A crowd has gathered in the centre of Sofia, people are jostling to get to a newspaper, the very last copies of which are being given out by a cartoonist. A scene that seems to be set in 1990, when the first opposition newspaper appeared in Bulgaria and people besieged news stands for their first breath of freedom.
But the year is 2017. And the scene is playing out in a Bulgaria that has been a member of the European Union for ten years, yet ranks 113th in the world press freedom index.
The first issue of the satirical newspaper Prass Press, the paper of the rude cartoonists, a counterpoint to the “obsequious behavior of the media outlets, tending to the needs of the powers that be” was supposed to come out on 1 March. Yet no more than ten percent of the copies of its circulation reached the market.
“You expect me to give you a name, because I can?” – journalist Ivan Bakalov answers the question: “Who pinched the newspaper?” with a question and goes on: “National Distribution, the company run by Delyan Peevski. Of course, his name is nowhere to be seen among the company owners,” he adds and checks the names right there and then – Peevski’s mother, Irena Krasteva is the owner and she has given a general power of attorney to Vladimir Gerginski to represent her. Ivan Bakalov goes on to tell us the story:
“We went to the National Distribution company for negotiations on the newspaper (it is the biggest print distribution company, a monopolist in all possible ways). And the first words we heard was will Delyan Peevski approve. We left a copy for them to show whomever they wanted, and they said – you have the contacts yourself, you inform him. The man in the shadows, the boss, who may not officially be owner, but whom they ask about everything. We went a second time to sign the agreement and the first question they asked us was whether we had informed him. Apparently, later someone was surprised and someone ordered the circulation to be held back. That is an old trick of their trade – both bosses have been in distribution for a long time. Someone at the top of the political food chain, someone whom cartoons annoy, especially right before elections, had stopped the paper from coming out in the most brutal way possible. That was how they stopped circulations in totalitarian times.”
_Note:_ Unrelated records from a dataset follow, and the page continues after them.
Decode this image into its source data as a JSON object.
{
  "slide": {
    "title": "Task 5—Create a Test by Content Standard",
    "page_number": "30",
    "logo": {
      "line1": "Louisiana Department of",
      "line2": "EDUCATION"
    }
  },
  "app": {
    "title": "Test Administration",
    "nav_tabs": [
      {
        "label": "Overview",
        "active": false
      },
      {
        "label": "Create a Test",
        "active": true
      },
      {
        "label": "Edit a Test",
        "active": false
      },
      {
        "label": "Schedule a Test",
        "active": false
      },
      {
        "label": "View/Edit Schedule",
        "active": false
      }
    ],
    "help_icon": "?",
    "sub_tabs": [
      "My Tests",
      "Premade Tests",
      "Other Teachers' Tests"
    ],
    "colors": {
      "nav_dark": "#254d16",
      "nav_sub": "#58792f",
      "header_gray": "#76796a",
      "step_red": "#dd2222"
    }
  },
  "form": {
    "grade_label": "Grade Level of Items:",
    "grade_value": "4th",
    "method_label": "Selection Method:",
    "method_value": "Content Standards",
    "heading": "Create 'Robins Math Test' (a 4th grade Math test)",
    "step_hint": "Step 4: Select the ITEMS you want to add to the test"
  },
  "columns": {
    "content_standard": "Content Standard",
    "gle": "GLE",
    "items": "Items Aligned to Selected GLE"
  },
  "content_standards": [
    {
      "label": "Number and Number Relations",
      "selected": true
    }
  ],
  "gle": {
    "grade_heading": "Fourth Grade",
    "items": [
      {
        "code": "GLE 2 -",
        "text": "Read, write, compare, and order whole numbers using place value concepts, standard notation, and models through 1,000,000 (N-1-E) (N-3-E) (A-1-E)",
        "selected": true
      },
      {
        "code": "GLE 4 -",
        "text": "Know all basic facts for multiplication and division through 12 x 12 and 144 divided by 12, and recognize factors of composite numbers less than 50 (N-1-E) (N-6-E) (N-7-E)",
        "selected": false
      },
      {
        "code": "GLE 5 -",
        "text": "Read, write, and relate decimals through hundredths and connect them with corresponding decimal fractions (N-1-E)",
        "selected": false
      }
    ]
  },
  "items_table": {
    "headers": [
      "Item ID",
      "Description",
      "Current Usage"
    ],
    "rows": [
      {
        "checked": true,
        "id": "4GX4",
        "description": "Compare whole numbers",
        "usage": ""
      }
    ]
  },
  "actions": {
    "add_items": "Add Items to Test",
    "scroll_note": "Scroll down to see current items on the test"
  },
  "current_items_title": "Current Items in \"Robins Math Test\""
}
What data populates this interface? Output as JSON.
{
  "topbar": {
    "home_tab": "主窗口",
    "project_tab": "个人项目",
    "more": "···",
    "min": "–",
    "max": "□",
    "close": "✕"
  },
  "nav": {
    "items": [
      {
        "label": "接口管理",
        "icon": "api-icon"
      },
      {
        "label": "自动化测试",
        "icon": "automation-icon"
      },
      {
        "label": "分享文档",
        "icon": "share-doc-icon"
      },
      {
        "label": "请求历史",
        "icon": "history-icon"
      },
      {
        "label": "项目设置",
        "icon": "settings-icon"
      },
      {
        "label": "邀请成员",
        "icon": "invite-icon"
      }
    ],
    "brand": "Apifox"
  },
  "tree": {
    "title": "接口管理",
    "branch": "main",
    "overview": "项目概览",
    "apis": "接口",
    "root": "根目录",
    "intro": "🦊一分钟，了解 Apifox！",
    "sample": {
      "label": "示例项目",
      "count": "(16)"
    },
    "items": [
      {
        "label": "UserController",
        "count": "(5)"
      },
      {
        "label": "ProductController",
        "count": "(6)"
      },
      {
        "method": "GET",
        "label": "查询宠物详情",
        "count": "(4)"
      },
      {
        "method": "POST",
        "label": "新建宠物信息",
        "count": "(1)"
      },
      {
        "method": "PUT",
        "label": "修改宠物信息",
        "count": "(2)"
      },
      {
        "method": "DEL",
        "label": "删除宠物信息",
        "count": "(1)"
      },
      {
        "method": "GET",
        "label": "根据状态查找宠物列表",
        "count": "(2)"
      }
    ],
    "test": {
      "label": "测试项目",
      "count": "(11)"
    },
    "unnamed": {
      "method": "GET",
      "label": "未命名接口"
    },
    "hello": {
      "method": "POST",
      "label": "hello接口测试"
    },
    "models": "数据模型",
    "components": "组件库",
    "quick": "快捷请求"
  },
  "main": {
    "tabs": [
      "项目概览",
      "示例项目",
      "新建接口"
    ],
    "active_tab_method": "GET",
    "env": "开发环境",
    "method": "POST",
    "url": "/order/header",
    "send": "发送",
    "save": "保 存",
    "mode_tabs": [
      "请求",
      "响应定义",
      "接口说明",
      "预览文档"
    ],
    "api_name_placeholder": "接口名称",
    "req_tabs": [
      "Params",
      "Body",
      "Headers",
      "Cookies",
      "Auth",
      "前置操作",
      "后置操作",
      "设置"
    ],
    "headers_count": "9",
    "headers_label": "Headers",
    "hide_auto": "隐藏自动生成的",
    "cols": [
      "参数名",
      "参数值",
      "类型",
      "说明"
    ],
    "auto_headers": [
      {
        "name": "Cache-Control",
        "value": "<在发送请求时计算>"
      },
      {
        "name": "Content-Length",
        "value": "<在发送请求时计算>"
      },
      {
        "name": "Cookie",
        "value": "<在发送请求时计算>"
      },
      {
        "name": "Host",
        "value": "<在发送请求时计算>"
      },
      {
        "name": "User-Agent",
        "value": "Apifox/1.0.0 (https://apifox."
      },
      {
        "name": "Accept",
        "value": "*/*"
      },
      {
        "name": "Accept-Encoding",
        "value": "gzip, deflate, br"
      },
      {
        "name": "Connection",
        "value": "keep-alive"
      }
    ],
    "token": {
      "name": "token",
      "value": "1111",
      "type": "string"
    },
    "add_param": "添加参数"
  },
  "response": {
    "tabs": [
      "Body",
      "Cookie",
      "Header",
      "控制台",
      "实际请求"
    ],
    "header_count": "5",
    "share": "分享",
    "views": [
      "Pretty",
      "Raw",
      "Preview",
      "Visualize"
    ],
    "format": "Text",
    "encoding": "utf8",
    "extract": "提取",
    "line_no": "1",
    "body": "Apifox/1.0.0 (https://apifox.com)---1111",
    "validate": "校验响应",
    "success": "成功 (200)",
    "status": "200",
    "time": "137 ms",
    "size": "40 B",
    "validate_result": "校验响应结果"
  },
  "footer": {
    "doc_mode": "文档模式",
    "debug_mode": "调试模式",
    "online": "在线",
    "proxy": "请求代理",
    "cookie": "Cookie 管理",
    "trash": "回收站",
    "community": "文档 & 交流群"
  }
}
Cartoonist Tchavdar Nikolov says the “arrest” of the newspaper is a public crackdown on freedom of speech, entrepreneurship, a violation of fundamental rules in society at a basic level.
“The combination of the two words – Prass Press – which was made popular by Christo Komarnitski in his cartoons, is an illustration of the kind of press that dominates the market – the kind of press used to hit someone over the head with (Prass meaning whack) – speaks for itself. In those kind of papers you will read that we regularly have breakfast with Ivan Kostov in Dragalevtsi, that we work for the oligarchs Prokopiev, Donchev – you can read all that in the “pig papers” (prass can also be associated with the word for “pig” - prasse). That was why for the title of the newspaper, we decided on “prass” – “whack”, meaning the press that “whacks” the pigsty in Bulgaria, the dirty dealings, the hypocrisy, the corruption.”
The cartoonist says that one of the explanations why the paper circulation was stashed away is that the powers that be are not at all fond of the media:
“Politicians have been getting annoyed at cartoonists ever since Boyko Borissov came to power – he is always annoyed at something, he even threatened to draw cartoons better than we do,” Tchavdar Nikolov says. “At one time we had a prime minister whose ears could be fashioned into Cheburashka (a Russian cartoon character) or into Mickey Mouse – depending on whether he was travelling East or West and whether he was doubling up on someone’s mat. And that prime minister (Sergei Stanishev) wouldn’t give an interview for the newspaper I worked for because he didn’t like his ears. But cartoons keep politicians’ feet planted firmly on the ground, it is a way to get to the truth by way of deformation. That is why we find the cracks in a given politician so he shall not be equal to God, we draw him fatter, meaner, more hypocritical.”
Like the French Charlie Hebdo, an inspiring model of freedom and creativity, Prass Press will be fortnightly. But will it go to the same extremes? “Borders are set down by individuals,” says Tchavdar Nikolov and adds that cartoonists want to provoke a response so things may change. But when people turn a deaf ear, they pick up a loudspeaker and start to shout.